Ich sehe ein, dass Postbote ein verdammt stressiger Job ist und dass es extrem nervt, wenn man ständig treppauf, treppab rennt, wieder keiner da ist, man seine Quote erfüllen soll, aber nicht weiß wohin mit der Post, und dann dafür auch noch mies bezahlt wird. Aber ich sehe nicht ein, warum ich den Job umsonst machen soll, noch dazu, wenn gar nicht erst überprüft wird, ob der Empfänger zu erreichen ist.

Kurzum, nachdem Frau Binder von gegenüber auch noch beschlossen hatte, Sammelbestellungen für Versandhäuser zu organisieren und ich plötzlich vor Weihnachten drei riesen Plasmafernseher im Flur stehen hatte, weil sie der Meinung war, mich ungefragt als sogenannten Wunschnachbar zur Lieferabgabe einzutragen, habe ich den Notstecker gezogen. Will sagen, ich habe die Klingel ausgestellt. 

Von heute auf morgen standen sie da mit ihren Paketen und waren, glaub’ ich, echt sauer. Ein Paketbote (ich sag’ nicht von wem. …die Blauen) hat sogar geklopft, so lange, bis ich aufgemacht habe, weil der Hund sonst verrückt geworden wäre. Ob ich das Paket für Herrn sowieso annehmen könnte, und übrigends, meine Klingel sei kaputt. 
"Meine Klingel ist nicht kaputt, ich erhole mich von einer Nachtschicht", er möchte das Paket doch bitte selber zu Herrn xy bringen, ich bin hier nicht die Annahmestelle und ob er es denn schonmal mit direkter Zustellung versucht habe. Er wünschte mir noch einen schönen Tag, aber es klang nicht besonders herzlich.

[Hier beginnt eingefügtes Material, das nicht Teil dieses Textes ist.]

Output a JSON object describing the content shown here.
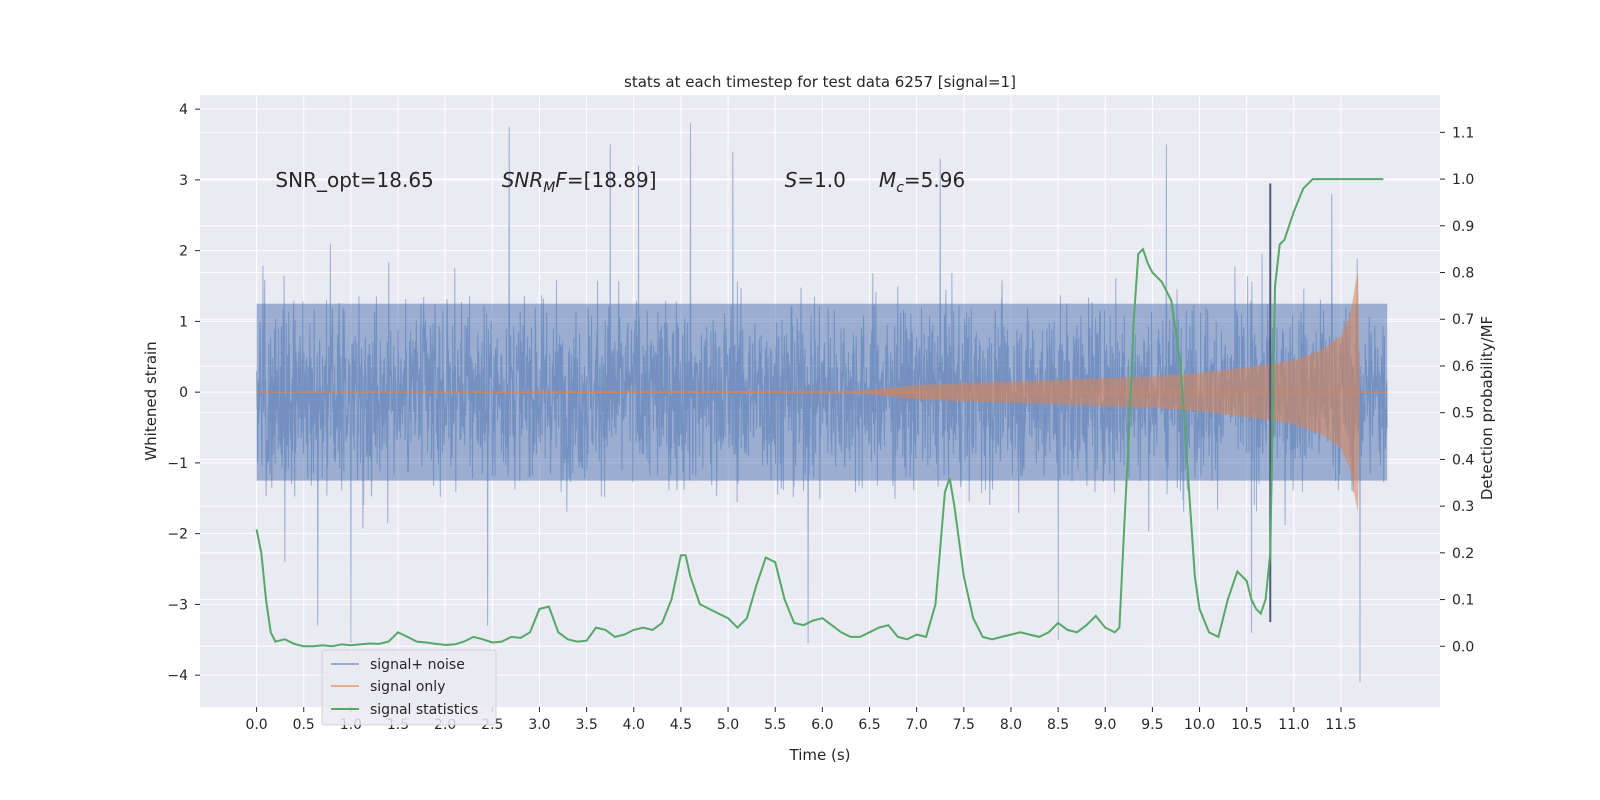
{
  "chart_data": {
    "type": "line",
    "title": "stats at each timestep for test data 6257 [signal=1]",
    "xlabel": "Time (s)",
    "ylabel": "Whitened strain",
    "y2label": "Detection probability/MF",
    "xlim": [
      -0.6,
      12.55
    ],
    "ylim": [
      -4.45,
      4.2
    ],
    "y2lim": [
      -0.13,
      1.18
    ],
    "x_ticks": [
      0.0,
      0.5,
      1.0,
      1.5,
      2.0,
      2.5,
      3.0,
      3.5,
      4.0,
      4.5,
      5.0,
      5.5,
      6.0,
      6.5,
      7.0,
      7.5,
      8.0,
      8.5,
      9.0,
      9.5,
      10.0,
      10.5,
      11.0,
      11.5
    ],
    "y_ticks": [
      -4,
      -3,
      -2,
      -1,
      0,
      1,
      2,
      3,
      4
    ],
    "y2_ticks": [
      0.0,
      0.1,
      0.2,
      0.3,
      0.4,
      0.5,
      0.6,
      0.7,
      0.8,
      0.9,
      1.0,
      1.1
    ],
    "grid": true,
    "legend_position": "lower-left",
    "annotations": [
      {
        "text": "SNR_opt=18.65",
        "x": 0.2,
        "y": 3.0
      },
      {
        "text": "SNR",
        "sub": "M",
        "rest": "F=[18.89]",
        "italic": true,
        "x": 2.6,
        "y": 3.0
      },
      {
        "text": "S",
        "rest": "=1.0",
        "italic": true,
        "x": 5.6,
        "y": 3.0
      },
      {
        "text": "M",
        "sub": "c",
        "rest": "=5.96",
        "italic": true,
        "x": 6.6,
        "y": 3.0
      }
    ],
    "series": [
      {
        "name": "signal+ noise",
        "color": "#4c72b0",
        "axis": "left",
        "x_range": [
          0.0,
          11.99
        ],
        "typical_band": [
          -1.25,
          1.25
        ],
        "peak_range": [
          -4.1,
          3.8
        ],
        "notable_extremes": [
          {
            "x": 0.3,
            "y": -2.4
          },
          {
            "x": 0.65,
            "y": -3.3
          },
          {
            "x": 1.0,
            "y": -3.55
          },
          {
            "x": 2.45,
            "y": -3.3
          },
          {
            "x": 2.68,
            "y": 3.75
          },
          {
            "x": 3.75,
            "y": 3.5
          },
          {
            "x": 4.6,
            "y": 3.8
          },
          {
            "x": 4.05,
            "y": 3.2
          },
          {
            "x": 5.05,
            "y": 3.4
          },
          {
            "x": 5.85,
            "y": -3.55
          },
          {
            "x": 7.25,
            "y": 3.3
          },
          {
            "x": 8.5,
            "y": -3.5
          },
          {
            "x": 9.65,
            "y": 3.5
          },
          {
            "x": 10.55,
            "y": -3.4
          },
          {
            "x": 11.7,
            "y": -4.1
          },
          {
            "x": 11.4,
            "y": 2.8
          }
        ]
      },
      {
        "name": "signal only",
        "color": "#dd8452",
        "axis": "left",
        "x_range": [
          0.0,
          11.99
        ],
        "envelope": [
          [
            6.4,
            0.02
          ],
          [
            7.0,
            0.1
          ],
          [
            7.5,
            0.13
          ],
          [
            8.0,
            0.15
          ],
          [
            8.5,
            0.17
          ],
          [
            9.0,
            0.2
          ],
          [
            9.5,
            0.22
          ],
          [
            10.0,
            0.27
          ],
          [
            10.5,
            0.35
          ],
          [
            11.0,
            0.45
          ],
          [
            11.3,
            0.6
          ],
          [
            11.5,
            0.8
          ],
          [
            11.6,
            1.1
          ],
          [
            11.65,
            1.5
          ],
          [
            11.68,
            1.7
          ],
          [
            11.7,
            0.0
          ]
        ]
      },
      {
        "name": "signal statistics",
        "color": "#55a868",
        "axis": "right",
        "x": [
          0.0,
          0.05,
          0.1,
          0.15,
          0.2,
          0.3,
          0.4,
          0.5,
          0.6,
          0.7,
          0.8,
          0.9,
          1.0,
          1.1,
          1.2,
          1.3,
          1.4,
          1.5,
          1.6,
          1.7,
          1.8,
          1.9,
          2.0,
          2.1,
          2.2,
          2.3,
          2.4,
          2.5,
          2.6,
          2.7,
          2.8,
          2.9,
          3.0,
          3.1,
          3.2,
          3.3,
          3.4,
          3.5,
          3.6,
          3.7,
          3.8,
          3.9,
          4.0,
          4.1,
          4.2,
          4.3,
          4.4,
          4.5,
          4.55,
          4.6,
          4.7,
          4.8,
          4.9,
          5.0,
          5.1,
          5.2,
          5.3,
          5.4,
          5.5,
          5.6,
          5.7,
          5.8,
          5.9,
          6.0,
          6.1,
          6.2,
          6.3,
          6.4,
          6.5,
          6.6,
          6.7,
          6.8,
          6.9,
          7.0,
          7.1,
          7.2,
          7.3,
          7.35,
          7.4,
          7.5,
          7.6,
          7.7,
          7.8,
          7.9,
          8.0,
          8.1,
          8.2,
          8.3,
          8.4,
          8.5,
          8.6,
          8.7,
          8.8,
          8.9,
          9.0,
          9.1,
          9.15,
          9.2,
          9.25,
          9.3,
          9.35,
          9.4,
          9.45,
          9.5,
          9.6,
          9.7,
          9.8,
          9.85,
          9.9,
          9.95,
          10.0,
          10.1,
          10.2,
          10.3,
          10.4,
          10.5,
          10.55,
          10.6,
          10.65,
          10.7,
          10.75,
          10.8,
          10.85,
          10.9,
          11.0,
          11.1,
          11.2,
          11.3,
          11.4,
          11.5,
          11.6,
          11.7,
          11.8,
          11.9,
          11.95
        ],
        "values": [
          0.25,
          0.2,
          0.1,
          0.03,
          0.01,
          0.015,
          0.005,
          0.0,
          0.0,
          0.002,
          0.0,
          0.004,
          0.002,
          0.004,
          0.006,
          0.005,
          0.01,
          0.03,
          0.02,
          0.01,
          0.008,
          0.005,
          0.003,
          0.004,
          0.01,
          0.02,
          0.015,
          0.008,
          0.01,
          0.02,
          0.018,
          0.03,
          0.08,
          0.085,
          0.03,
          0.015,
          0.01,
          0.012,
          0.04,
          0.035,
          0.02,
          0.025,
          0.035,
          0.04,
          0.035,
          0.05,
          0.1,
          0.195,
          0.195,
          0.15,
          0.09,
          0.08,
          0.07,
          0.06,
          0.04,
          0.06,
          0.13,
          0.19,
          0.18,
          0.1,
          0.05,
          0.045,
          0.055,
          0.06,
          0.045,
          0.03,
          0.02,
          0.02,
          0.03,
          0.04,
          0.045,
          0.02,
          0.015,
          0.025,
          0.02,
          0.09,
          0.33,
          0.36,
          0.3,
          0.15,
          0.06,
          0.02,
          0.015,
          0.02,
          0.025,
          0.03,
          0.025,
          0.02,
          0.03,
          0.05,
          0.035,
          0.03,
          0.045,
          0.065,
          0.04,
          0.03,
          0.04,
          0.25,
          0.45,
          0.69,
          0.84,
          0.85,
          0.82,
          0.8,
          0.78,
          0.74,
          0.6,
          0.45,
          0.3,
          0.15,
          0.08,
          0.03,
          0.02,
          0.1,
          0.16,
          0.14,
          0.1,
          0.08,
          0.07,
          0.1,
          0.2,
          0.77,
          0.86,
          0.87,
          0.93,
          0.98,
          1.0,
          1.0,
          1.0,
          1.0,
          1.0,
          1.0,
          1.0,
          1.0,
          1.0
        ]
      },
      {
        "name": "",
        "color": "#4c5a7a",
        "axis": "left",
        "kind": "vertical-line",
        "x": 10.75,
        "y_range": [
          -3.25,
          2.95
        ]
      }
    ]
  }
}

Und auch Frau Rahmann von nebenan ist nicht begeistert. Seit ich in den Poststreik getreten bin, klingeln die Boten nämlich bei ihr. Sie hat das Glück vormittags oft ausser Haus zu sein, und ich bilde mir ein, sie geht neuerdings sogar noch häufiger schon in der Früh los, um die Paketflut im ihrem Flur klein zu halten. Aber manchmal erwischen sie sie dann doch. 

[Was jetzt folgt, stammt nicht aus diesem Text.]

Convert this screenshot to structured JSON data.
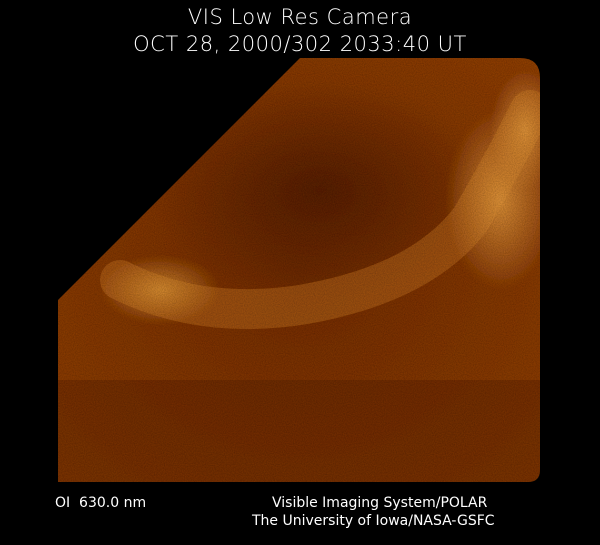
{
  "header": {
    "title": "VIS Low Res Camera",
    "timestamp": "OCT 28, 2000/302 2033:40 UT"
  },
  "footer": {
    "filter": "OI  630.0 nm",
    "credit_line1": "Visible Imaging System/POLAR",
    "credit_line2": "The University of Iowa/NASA-GSFC"
  },
  "colors": {
    "background": "#000000",
    "aurora_dim": "#6a2a05",
    "aurora_bright": "#e89a30",
    "text": "#ffffff"
  }
}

Ich bekomme meine Pakete an ein Postfach und an eine Paketbox, da habe ich vorgesorgt. Das ist auch viel praktischer so, da kann ich selber entscheiden, wann ich was holen gehe und muss mich bei keinem bedanken (nicht dass sich jemand bei mir bedankt hätte..). Aber der Schwede hat das ganze eher nur am Rande mitbekommen und vergessen, dass er Bestellungen an die Paketbox schicken soll. Also ist sein Paket prompt bei Frau Rahmann gelandet. Und weil ich davon nichts wusste und auch mit nichts gerechnet habe, habe ich es natürlich auch nicht geholt.

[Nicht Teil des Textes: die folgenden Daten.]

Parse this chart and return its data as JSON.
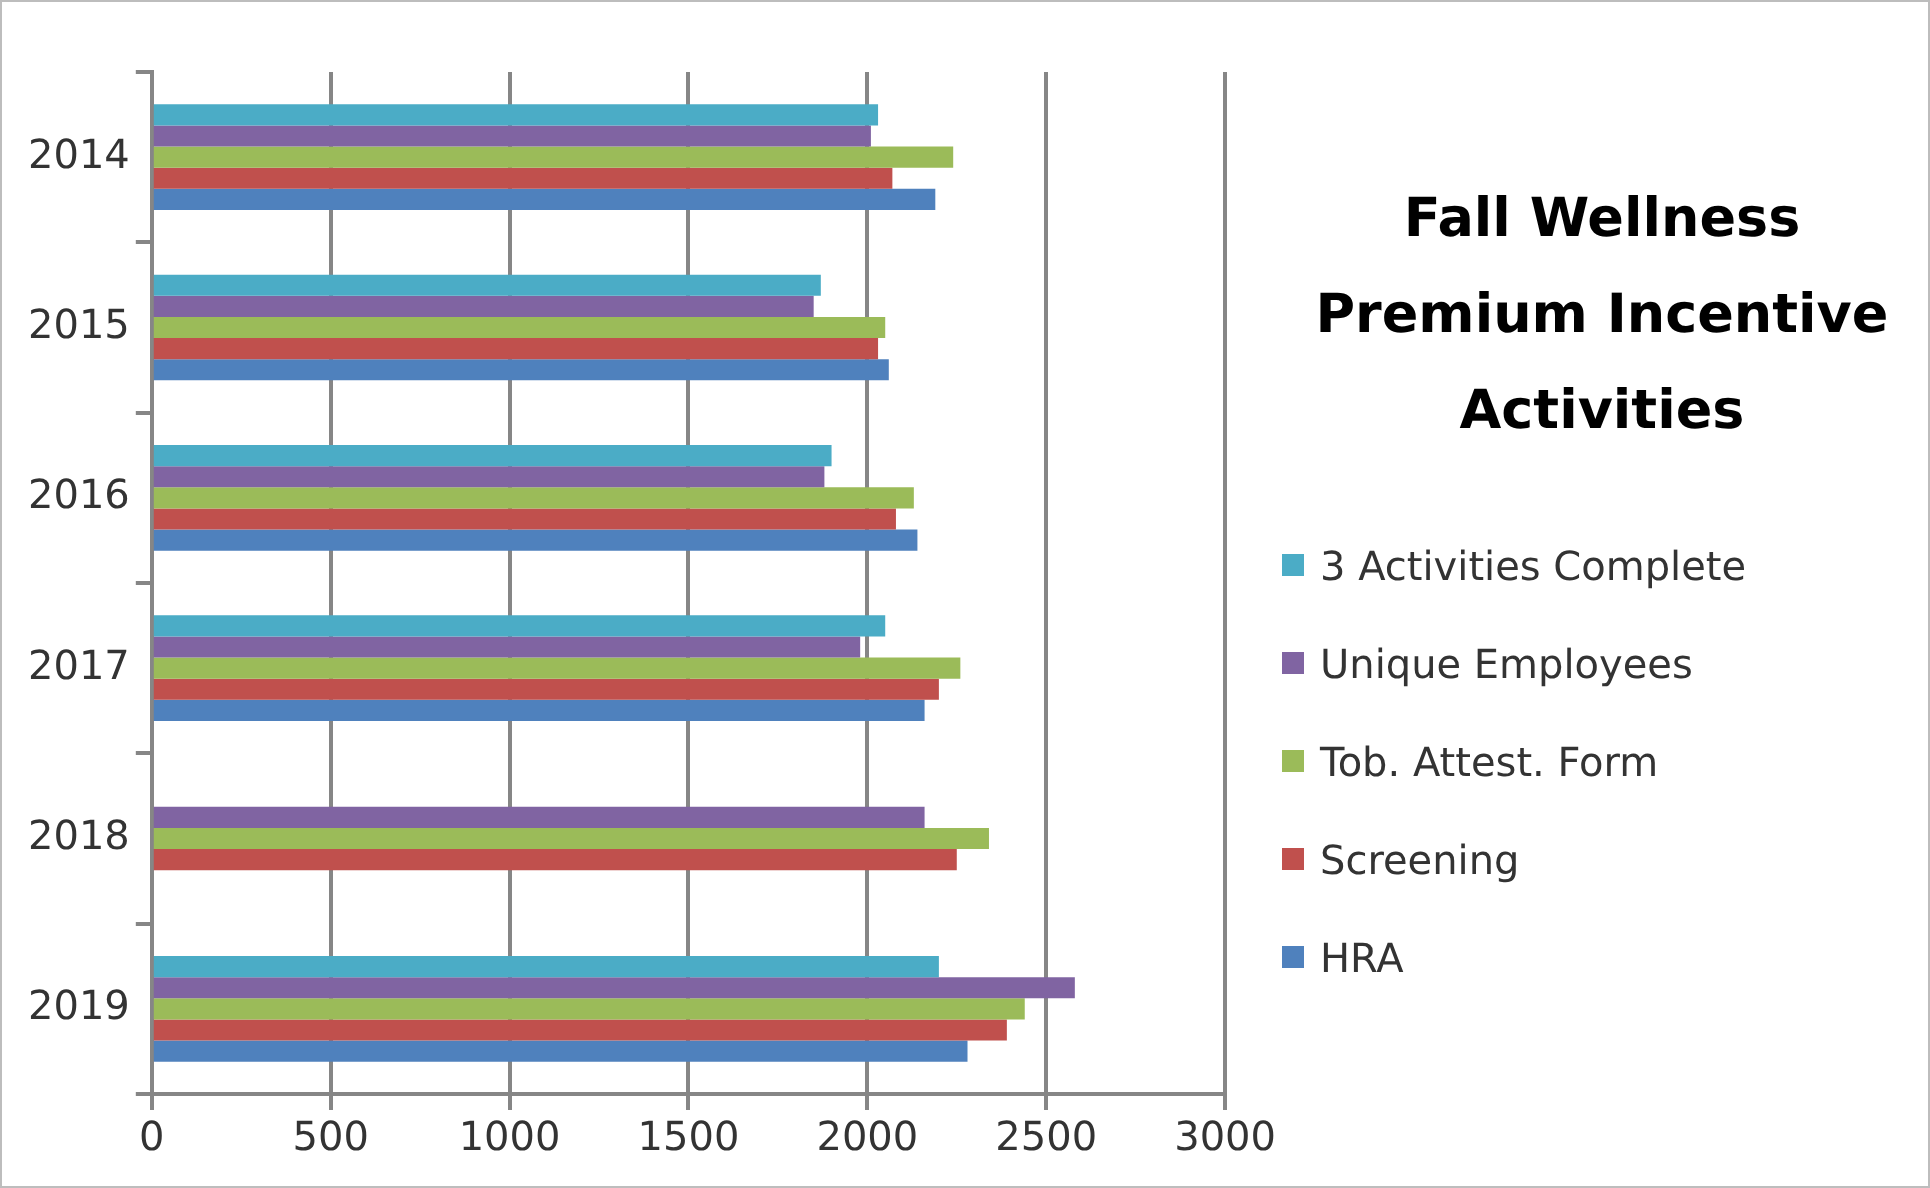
{
  "chart_data": {
    "type": "bar",
    "orientation": "horizontal",
    "title": "Fall Wellness Premium Incentive Activities",
    "categories": [
      "2014",
      "2015",
      "2016",
      "2017",
      "2018",
      "2019"
    ],
    "series": [
      {
        "name": "3 Activities Complete",
        "color": "#4bacc6",
        "values": [
          2030,
          1870,
          1900,
          2050,
          null,
          2200
        ]
      },
      {
        "name": "Unique Employees",
        "color": "#8064a2",
        "values": [
          2010,
          1850,
          1880,
          1980,
          2160,
          2580
        ]
      },
      {
        "name": "Tob. Attest. Form",
        "color": "#9bbb59",
        "values": [
          2240,
          2050,
          2130,
          2260,
          2340,
          2440
        ]
      },
      {
        "name": "Screening",
        "color": "#c0504d",
        "values": [
          2070,
          2030,
          2080,
          2200,
          2250,
          2390
        ]
      },
      {
        "name": "HRA",
        "color": "#4f81bd",
        "values": [
          2190,
          2060,
          2140,
          2160,
          null,
          2280
        ]
      }
    ],
    "xlim": [
      0,
      3000
    ],
    "xticks": [
      0,
      500,
      1000,
      1500,
      2000,
      2500,
      3000
    ],
    "grid": "x",
    "legend": "right"
  }
}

Bis eines Tages, also vorgestern Abend, ein kleiner, bissiger Zettel an meiner Tür hing.
„Bitte bei Rahmann klingeln.“
Ich klingelte und sie öffnete und hatte dieses verschraubte, beleidigte Gesicht, so das ich schon dachte, es wäre irgendwas Schlimmes. Wie sich aber herausstellte, war es nur ein kleines Päckchen von der Größe eines halben Schuhkartons, oder so. 
„Das liegt hier schon zwei Wochen!“ giftete sie bei der Übergabe, und „Ihre Klingel funktioniert nicht und ich habe in ihren Briefkasten geschaut, der ist auch voll!“.

"Das geht sie einen Scheiß an!", habe ich zurückgefaucht, und „gehen sie noch einmal an meinen Briefkasten, dann zeige ich sie an wegen Hausfriedensbruch, oder Verletzung des Datenschutzes oder Postgeheimnisses!“: 
Mehr ist mir in dieser spontanen Rage nicht eingefallen. Ich kann es nicht ab, zur Begrüßung angegiftet zu werden, schon garnicht, wenn ich nicht damit rechne und auch eigentlich nicht schuld bin. Sie hat ein Gesicht gemacht, als wäre sie völlig im Recht, und hat mir dann die Tür vor der Nase geschlossen. Nicht geknallt, geschlossen. Sonst hätte sich noch jemand über den Lärm beschweren können, und das riskiert sie für mich nicht. 

Gestern Abend ist sie mir dann wieder im Treppenhaus begegnet. Wie gesagt, sie redet nicht mehr mit mir. Sie starrt mich nur noch mit verkniffenen Lippen böse an.
Albern dass, so ein Aufwasch wegen einem kleinen Paket. Aber so sind die hier im Haus. Viele alte Leute (sie ist 80), die ausser der direkten Nachbarschaft nicht mehr viel von der Welt sehen. Da wird man seltsam. Vielleicht tut ihr der Austausch mit den Postboten in Zukunft dann ja ganz gut:)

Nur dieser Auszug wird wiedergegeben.